È chiaro come la pandemia abbia “profondamente cambiato gli assetti della politica italiana e quindi la natura di movimenti politici stessi”. In termini di ricaduta elettorale è impossibile tracciare una stima di come questa fusione potrà essere percepita dagli elettori. L’elemento di certezza è che si tratterebbe di un’alleanza, quantomeno nella prima fase, “puramente parlamentare”. Se è vero, come plausibilmente è vero che l’idea di un esecutivo guidato da Francescini possa piacere a Italia Viva a partire da suo leader, è altrettanto vero che non si sa come le componenti dell’attuale sinistra centrista (Iv e Azione di Calenda) possano digerire il cambiamento strutturale del Partito Democratico.

“Il passaggio dall’idea del contratto tra le due forze di governo attualmente in carica ad una sorta di strutturazione strategica dell’alleanza – dice Panarari – porterebbe rendere più difficile la vita alla componente riformista e generare una rottura definitiva con Renzi e Calenda che di contro avrebbero più spazio, elettoralmente parlando, al centro. Questo confermerebbe un ulteriore momento del laboratorio italiano: una vera e propria contaminazione post moderna, ma con un grande paradosso.
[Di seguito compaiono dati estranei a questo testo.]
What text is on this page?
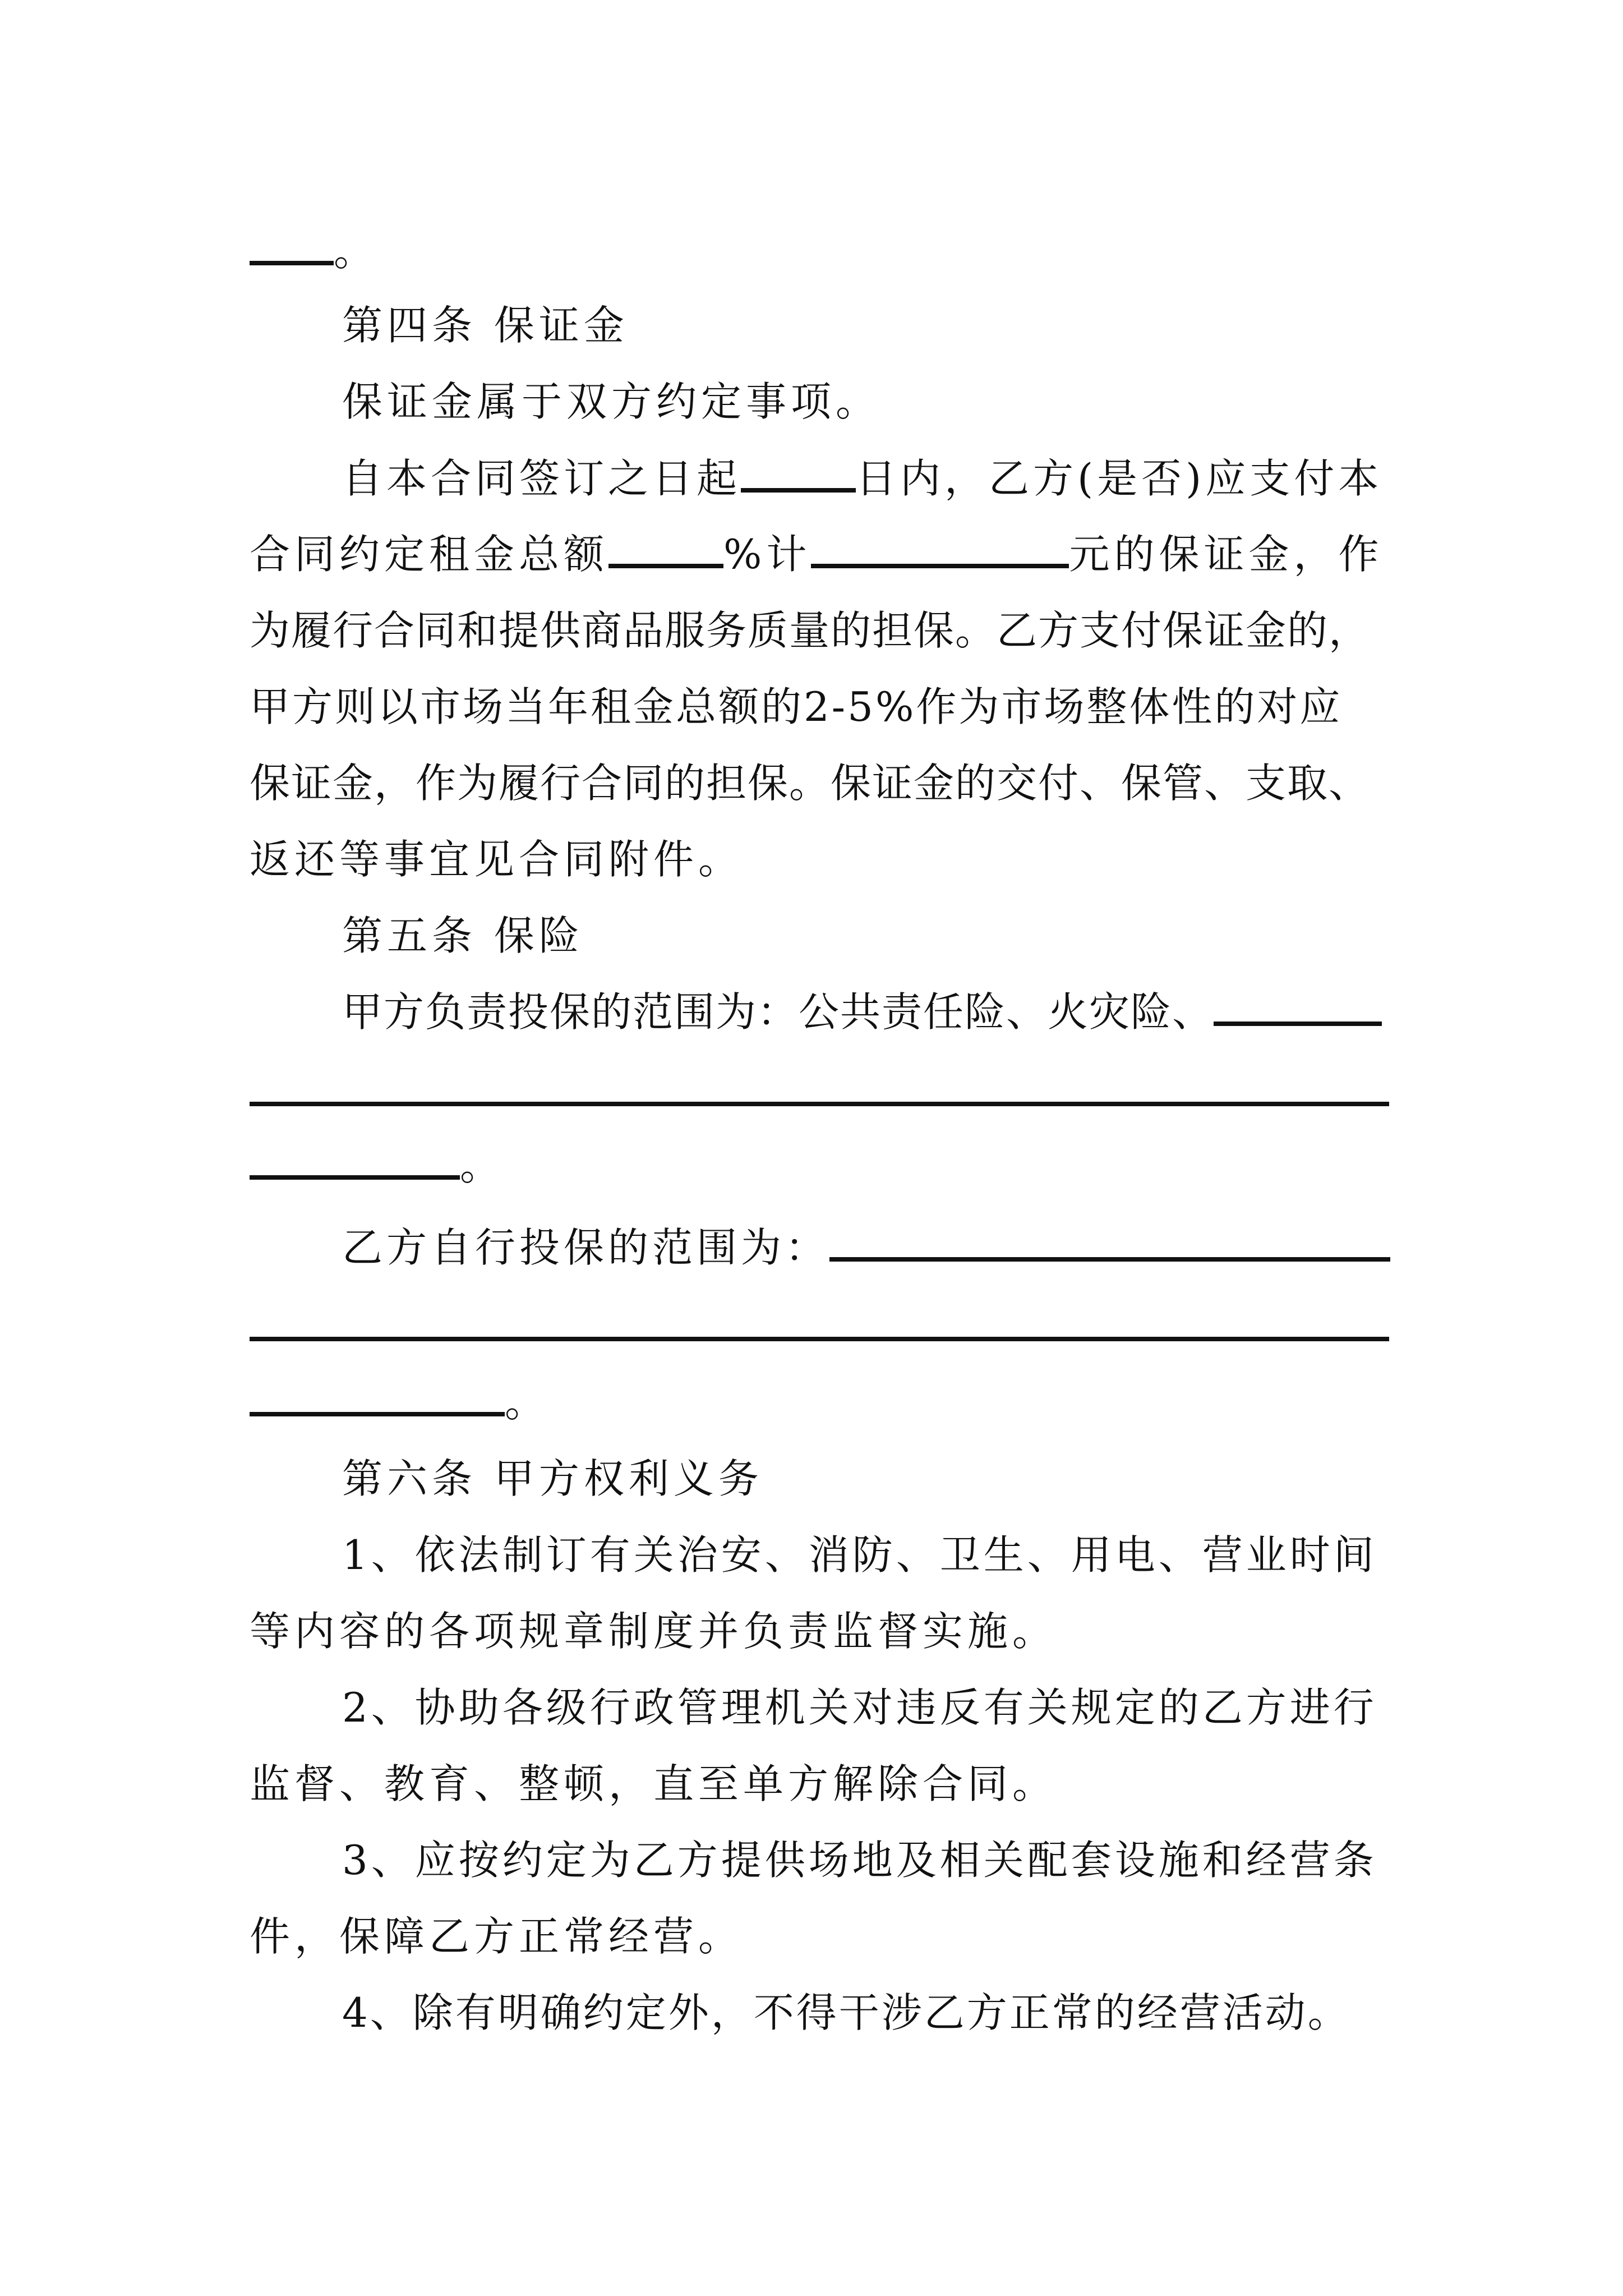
。
第四条 保证金
保证金属于双方约定事项。
自本合同签订之日起	日内，乙方(是否)应支付本
合同约定租金总额	%计	元的保证金，作
为履行合同和提供商品服务质量的担保。乙方支付保证金的，
甲方则以市场当年租金总额的2-5%作为市场整体性的对应
保证金，作为履行合同的担保。保证金的交付、保管、支取、
返还等事宜见合同附件。
第五条 保险
甲方负责投保的范围为：公共责任险、火灾险、
。
乙方自行投保的范围为：
。
第六条 甲方权利义务
1、依法制订有关治安、消防、卫生、用电、营业时间
等内容的各项规章制度并负责监督实施。
2、协助各级行政管理机关对违反有关规定的乙方进行
监督、教育、整顿，直至单方解除合同。
3、应按约定为乙方提供场地及相关配套设施和经营条
件，保障乙方正常经营。
4、除有明确约定外，不得干涉乙方正常的经营活动。
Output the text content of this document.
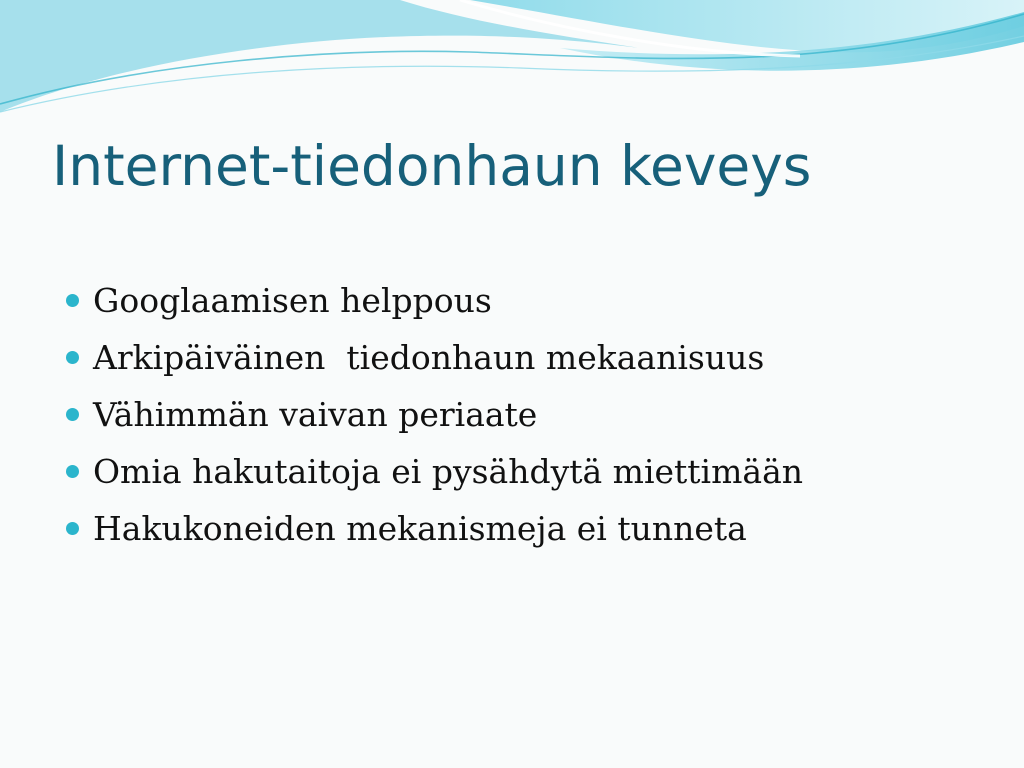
Internet-tiedonhaun keveys
Googlaamisen helppous
Arkipäiväinen  tiedonhaun mekaanisuus
Vähimmän vaivan periaate
Omia hakutaitoja ei pysähdytä miettimään
Hakukoneiden mekanismeja ei tunneta
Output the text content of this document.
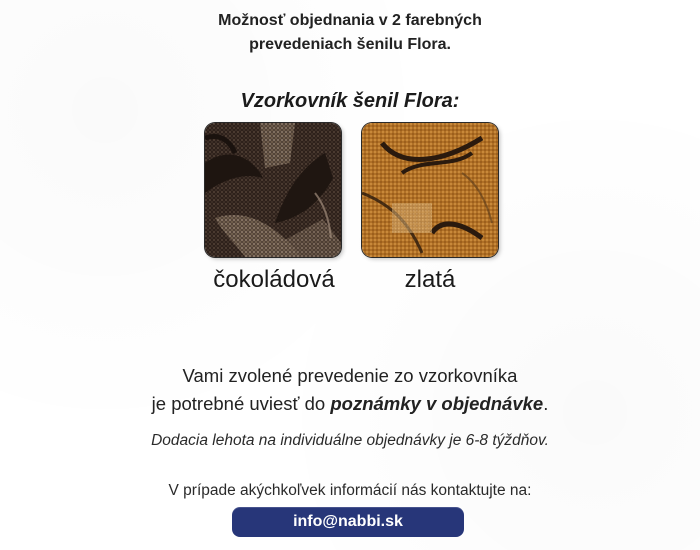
Možnosť objednania v 2 farebných
prevedeniach šenilu Flora.
Vzorkovník šenil Flora:
čokoládová	zlatá
Vami zvolené prevedenie zo vzorkovníka
je potrebné uviesť do poznámky v objednávke.
Dodacia lehota na individuálne objednávky je 6-8 týždňov.
V prípade akýchkoľvek informácií nás kontaktujte na:
info@nabbi.sk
Il Pd dopo essersi ricollocato all’interno della famiglia della socialdemocrazia europea si troverebbe a fare i conti con un partito totalmente diverso e su posizioni a tratti diametralmente opposte“.

Senza contare che “Il Movimento 5 Stelle non avendo completato il processo di istituzionalizzazione, con la fusione a freddo con il Pd, andrebbe incontro ad una normalizzazione che però porterebbe portare in dote molti problemi al Pd”. È vero che, come teorizza Panarari “a Franceschini piace interpretare la politica da posizioni di Governo” o dalle stanze dei bottoni per dirla con Nenni ma, una domanda sorge spontanea: questa operazione gioverebbe al Pd?